Znaczy się, żałować, to nie żałuję. W każdym meczu daję z siebie wszystko, ale przeciwniczka oczywiście też. Zawsze wygrać może tylko jedna. Muszę powiedzieć, że w finale w Rio Monika zagrała wspaniały mecz. W ogóle cały turniej zagrała dobrze, na końcu wygrała. Tak więc nie żałują żadnego spotkania. W domu mam medal, a to zawsze było moim celem. Obojętnie jaki medal. Ja mam srebro.

Czy patrząc przez pryzmat poprzedniego sezonu, kiedy posmakowałam Singapuru, trudniej teraz grać tak naprawdę poziom niżej na zakończenie roku?
Znaczy się, trudno czy nie…. Wiem, jak to jest w Singapurze, wiem jak to jest być nawet w finale, bo w zeszłym roku byłam. Ale tutaj też są najlepsze tenisistki z „dwudziestki”. Chcąc się zakwalifikować, żeby tutaj przyjechać, też trzeba było rozegrać dobry rok. Dla mnie najważniejsze, bym zagrała tu jak najlepiej, bym dobrze zakończyła rok i z dobrymi odczuciami pojechała do domu.

Co było głównym powodem, dla którego przyjechała pani do Zhuhai? Niektóre tenisistki zrezygnowały z WTA Elite Trophy. Chodziło głównie o punkty, może o pozytywne nastawienie przed przyszłym sezonem?
Dla mnie jest ważne, żebym dobrze zakończyła rok. Właśnie to był powód, dla którego tu przyjechałam.

Jakie byłoby to dobre zakończenie roku?
Oczywiście, wygrać wszystkie możliwe mecze, wyjechać ze świadomością, że dałam z siebie wszystko i że zakończyłam sezon jak najlepiej.

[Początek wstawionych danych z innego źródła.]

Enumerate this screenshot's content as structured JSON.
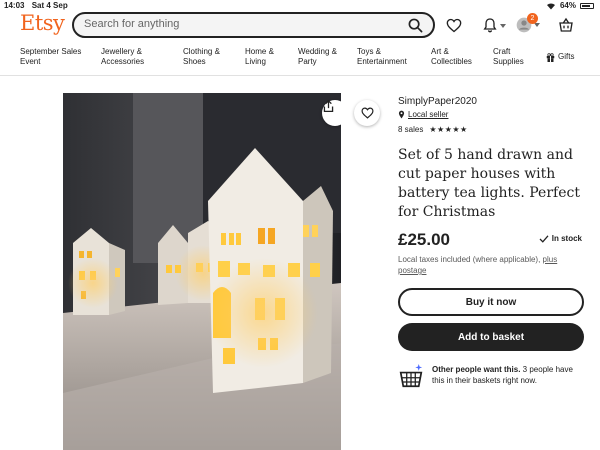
{
  "status": {
    "time": "14:03",
    "date": "Sat 4 Sep",
    "battery": "64%"
  },
  "header": {
    "logo": "Etsy",
    "search_placeholder": "Search for anything",
    "cart_badge": "2"
  },
  "nav": {
    "items": [
      {
        "line1": "September Sales",
        "line2": "Event"
      },
      {
        "line1": "Jewellery &",
        "line2": "Accessories"
      },
      {
        "line1": "Clothing &",
        "line2": "Shoes"
      },
      {
        "line1": "Home &",
        "line2": "Living"
      },
      {
        "line1": "Wedding &",
        "line2": "Party"
      },
      {
        "line1": "Toys &",
        "line2": "Entertainment"
      },
      {
        "line1": "Art &",
        "line2": "Collectibles"
      },
      {
        "line1": "Craft",
        "line2": "Supplies"
      }
    ],
    "gifts": "Gifts"
  },
  "listing": {
    "shop_name": "SimplyPaper2020",
    "local_seller": "Local seller",
    "sales": "8 sales",
    "stars": "★★★★★",
    "title": "Set of 5 hand drawn and cut paper houses with battery tea lights. Perfect for Christmas",
    "price": "£25.00",
    "stock": "In stock",
    "tax_text": "Local taxes included (where applicable), ",
    "tax_link": "plus postage",
    "buy_now": "Buy it now",
    "add_to_basket": "Add to basket",
    "demand_bold": "Other people want this.",
    "demand_text": " 3 people have this in their baskets right now."
  },
  "colors": {
    "brand": "#f1641e",
    "dark": "#222222"
  }
}
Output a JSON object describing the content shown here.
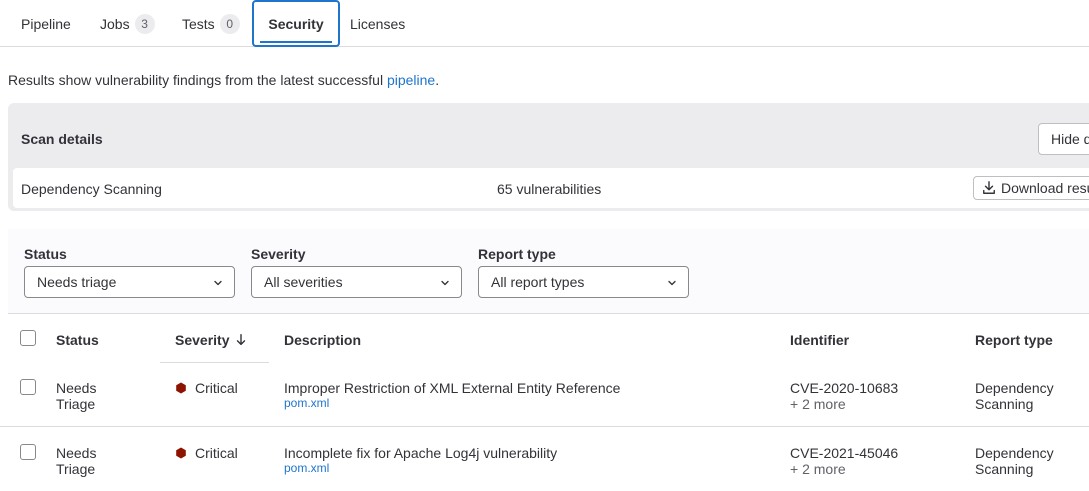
{
  "tabs": {
    "pipeline": "Pipeline",
    "jobs": "Jobs",
    "jobs_count": "3",
    "tests": "Tests",
    "tests_count": "0",
    "security": "Security",
    "licenses": "Licenses"
  },
  "intro": {
    "text": "Results show vulnerability findings from the latest successful ",
    "link": "pipeline",
    "end": "."
  },
  "scan": {
    "title": "Scan details",
    "hide_button": "Hide details",
    "type": "Dependency Scanning",
    "count": "65 vulnerabilities",
    "download_button": "Download results"
  },
  "filters": {
    "status_label": "Status",
    "status_value": "Needs triage",
    "severity_label": "Severity",
    "severity_value": "All severities",
    "report_label": "Report type",
    "report_value": "All report types"
  },
  "table": {
    "headers": {
      "status": "Status",
      "severity": "Severity",
      "description": "Description",
      "identifier": "Identifier",
      "report_type": "Report type"
    },
    "rows": [
      {
        "status_line1": "Needs",
        "status_line2": "Triage",
        "severity": "Critical",
        "description": "Improper Restriction of XML External Entity Reference",
        "file": "pom.xml",
        "identifier": "CVE-2020-10683",
        "more": "+ 2 more",
        "report_line1": "Dependency",
        "report_line2": "Scanning"
      },
      {
        "status_line1": "Needs",
        "status_line2": "Triage",
        "severity": "Critical",
        "description": "Incomplete fix for Apache Log4j vulnerability",
        "file": "pom.xml",
        "identifier": "CVE-2021-45046",
        "more": "+ 2 more",
        "report_line1": "Dependency",
        "report_line2": "Scanning"
      }
    ]
  },
  "colors": {
    "accent": "#1f75cb",
    "critical": "#8d1300"
  }
}
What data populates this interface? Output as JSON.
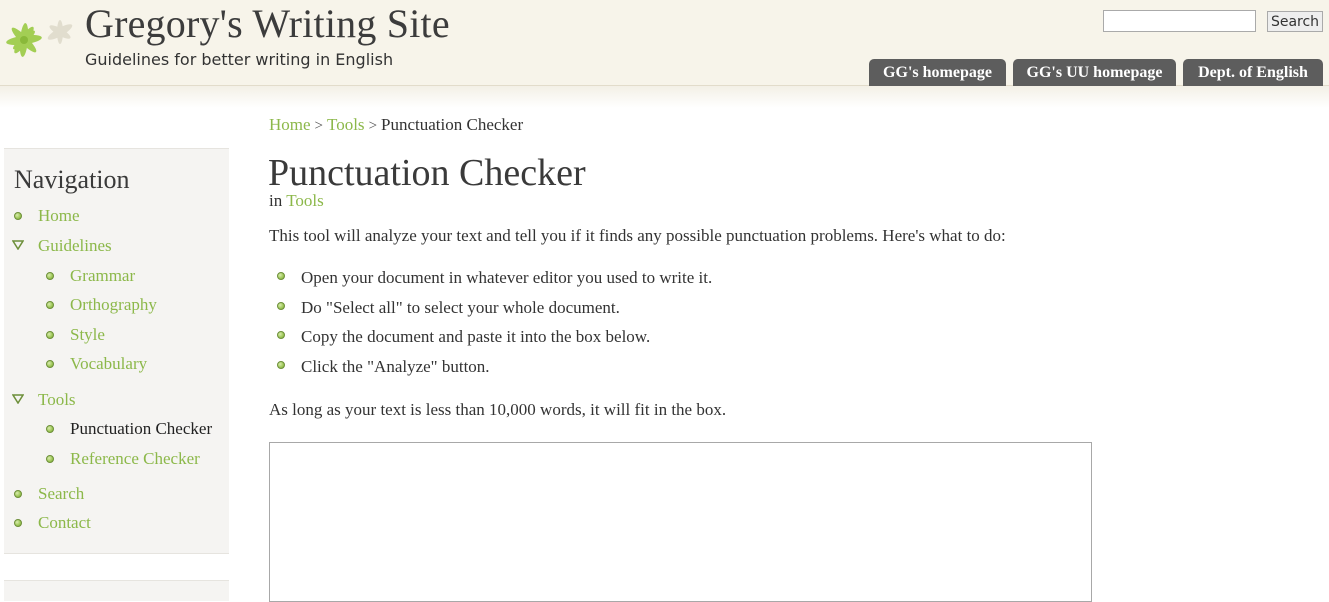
{
  "site": {
    "name": "Gregory's Writing Site",
    "slogan": "Guidelines for better writing in English"
  },
  "search": {
    "value": "",
    "button_label": "Search"
  },
  "header_tabs": [
    {
      "label": "GG's homepage"
    },
    {
      "label": "GG's UU homepage"
    },
    {
      "label": "Dept. of English"
    }
  ],
  "sidebar": {
    "title": "Navigation",
    "items": {
      "home": "Home",
      "guidelines": "Guidelines",
      "grammar": "Grammar",
      "orthography": "Orthography",
      "style": "Style",
      "vocabulary": "Vocabulary",
      "tools": "Tools",
      "punctuation_checker": "Punctuation Checker",
      "reference_checker": "Reference Checker",
      "search": "Search",
      "contact": "Contact"
    }
  },
  "breadcrumb": {
    "home": "Home",
    "sep": ">",
    "tools": "Tools",
    "current": "Punctuation Checker"
  },
  "page": {
    "title": "Punctuation Checker",
    "category_prefix": "in",
    "category": "Tools",
    "intro": "This tool will analyze your text and tell you if it finds any possible punctuation problems. Here's what to do:",
    "steps": [
      "Open your document in whatever editor you used to write it.",
      "Do \"Select all\" to select your whole document.",
      "Copy the document and paste it into the box below.",
      "Click the \"Analyze\" button."
    ],
    "limit_note": "As long as your text is less than 10,000 words, it will fit in the box.",
    "text_box_value": ""
  },
  "colors": {
    "link": "#8cb84a",
    "header_bg": "#f7f4ea",
    "tab_bg": "#5d5d5d",
    "sidebar_bg": "#f5f4f2"
  }
}
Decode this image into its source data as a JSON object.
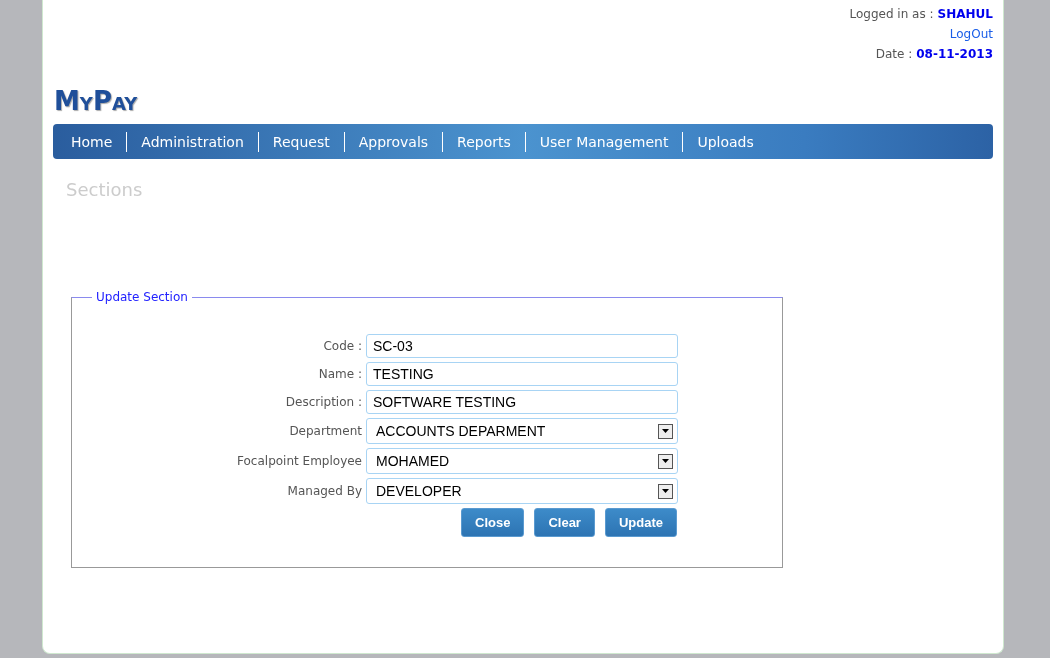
{
  "header": {
    "logged_in_label": "Logged in as :",
    "user": "SHAHUL",
    "logout": "LogOut",
    "date_label": "Date :",
    "date": "08-11-2013"
  },
  "logo": "MyPay",
  "nav": [
    {
      "label": "Home"
    },
    {
      "label": "Administration"
    },
    {
      "label": "Request"
    },
    {
      "label": "Approvals"
    },
    {
      "label": "Reports"
    },
    {
      "label": "User Management"
    },
    {
      "label": "Uploads"
    }
  ],
  "page_title": "Sections",
  "form": {
    "legend": "Update Section",
    "fields": [
      {
        "label": "Code :",
        "kind": "text",
        "value": "SC-03"
      },
      {
        "label": "Name :",
        "kind": "text",
        "value": "TESTING"
      },
      {
        "label": "Description :",
        "kind": "text",
        "value": "SOFTWARE TESTING"
      },
      {
        "label": "Department",
        "kind": "select",
        "value": "ACCOUNTS DEPARMENT"
      },
      {
        "label": "Focalpoint Employee",
        "kind": "select",
        "value": "MOHAMED"
      },
      {
        "label": "Managed By",
        "kind": "select",
        "value": "DEVELOPER"
      }
    ],
    "buttons": [
      "Close",
      "Clear",
      "Update"
    ]
  }
}
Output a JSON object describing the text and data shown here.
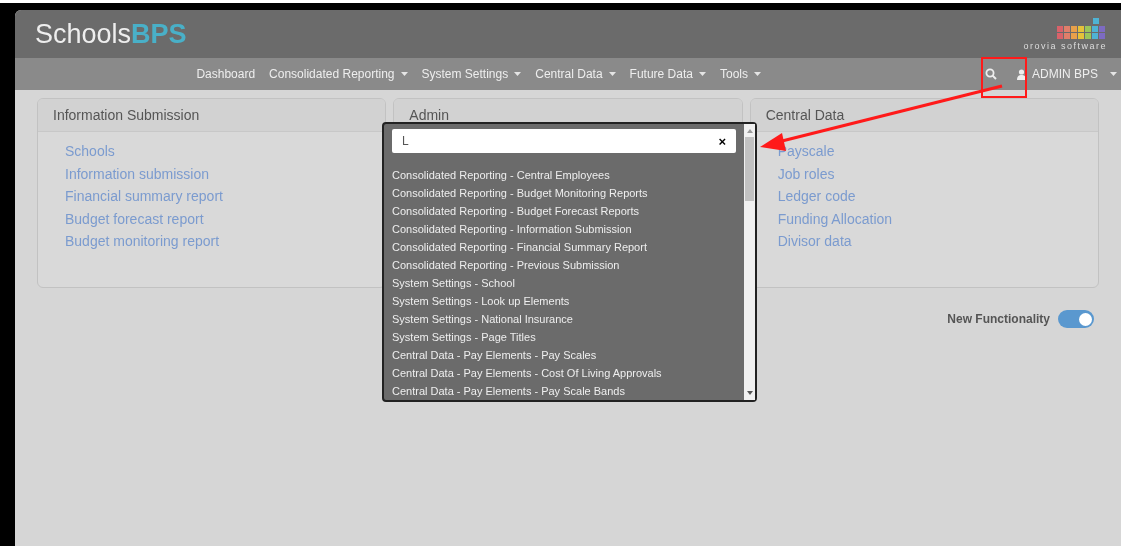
{
  "header": {
    "logo_text": "Schools",
    "logo_accent": "BPS",
    "vendor": "orovia software"
  },
  "nav": {
    "items": [
      {
        "label": "Dashboard",
        "dropdown": false
      },
      {
        "label": "Consolidated Reporting",
        "dropdown": true
      },
      {
        "label": "System Settings",
        "dropdown": true
      },
      {
        "label": "Central Data",
        "dropdown": true
      },
      {
        "label": "Future Data",
        "dropdown": true
      },
      {
        "label": "Tools",
        "dropdown": true
      }
    ],
    "user": "ADMIN BPS"
  },
  "cards": [
    {
      "title": "Information Submission",
      "links": [
        "Schools",
        "Information submission",
        "Financial summary report",
        "Budget forecast report",
        "Budget monitoring report"
      ]
    },
    {
      "title": "Admin"
    },
    {
      "title": "Central Data",
      "links": [
        "Payscale",
        "Job roles",
        "Ledger code",
        "Funding Allocation",
        "Divisor data"
      ]
    }
  ],
  "toggle": {
    "label": "New Functionality",
    "on": true
  },
  "search_popup": {
    "value": "L",
    "clear": "×",
    "results": [
      "Consolidated Reporting - Central Employees",
      "Consolidated Reporting - Budget Monitoring Reports",
      "Consolidated Reporting - Budget Forecast Reports",
      "Consolidated Reporting - Information Submission",
      "Consolidated Reporting - Financial Summary Report",
      "Consolidated Reporting - Previous Submission",
      "System Settings - School",
      "System Settings - Look up Elements",
      "System Settings - National Insurance",
      "System Settings - Page Titles",
      "Central Data - Pay Elements - Pay Scales",
      "Central Data - Pay Elements - Cost Of Living Approvals",
      "Central Data - Pay Elements - Pay Scale Bands"
    ]
  }
}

W Chinach odbywa się coraz więcej turniejów, być może za dwa lata odbędą się WTA Finals. Jak się tutaj pani czuje? Nie brak zawodniczek, które lubią grać w Chinach.
Generalnie mówiąc, jest inaczej. To także ostatni wyjazd po całym roku, więc na pewno trochę trudniej. Ale już się przyzwyczaiłam. To mój nie pierwszy raz w Chinach. Wiem, jak tu jest, dobrze też tu grałam, więc mam miłe wspomnienia.

Potrafiłaby pani wyróżnić coś, co szczególnie lubi, coś co jest w Chinach, a nie ma w Europie? A może coś, co jest tylko tu i przeszkadza?
W ten sposób o tym nie myślałam. Oczywiście, jest inaczej. Może tu również zwiedzać wiele innych miejsc poza graniem. To inny kraj.

Czy zostaje w ogóle czas na zwiedzanie? Turniejowy grafik jest bardzo napięty.
Jak się chce, zawsze ma się czas. (śmiech)

W Zhuhai upatrzyła już pani sobie coś do zwiedzenia?
Jeszcze nie. Dopiero przyjechaliśmy dwa dni temu. Na razie koncentruję się na tym, żeby dobrze potrenować, żeby znaleźć swój rytm i w pełni skupić się tutaj na graniu.

Plany na wakacje już są? Puszczykowo?
W Puszczykowie na pewno będę się przygotowywać do następnego sezonu. Co do wakacji, zawsze podejmuję decyzję last minute.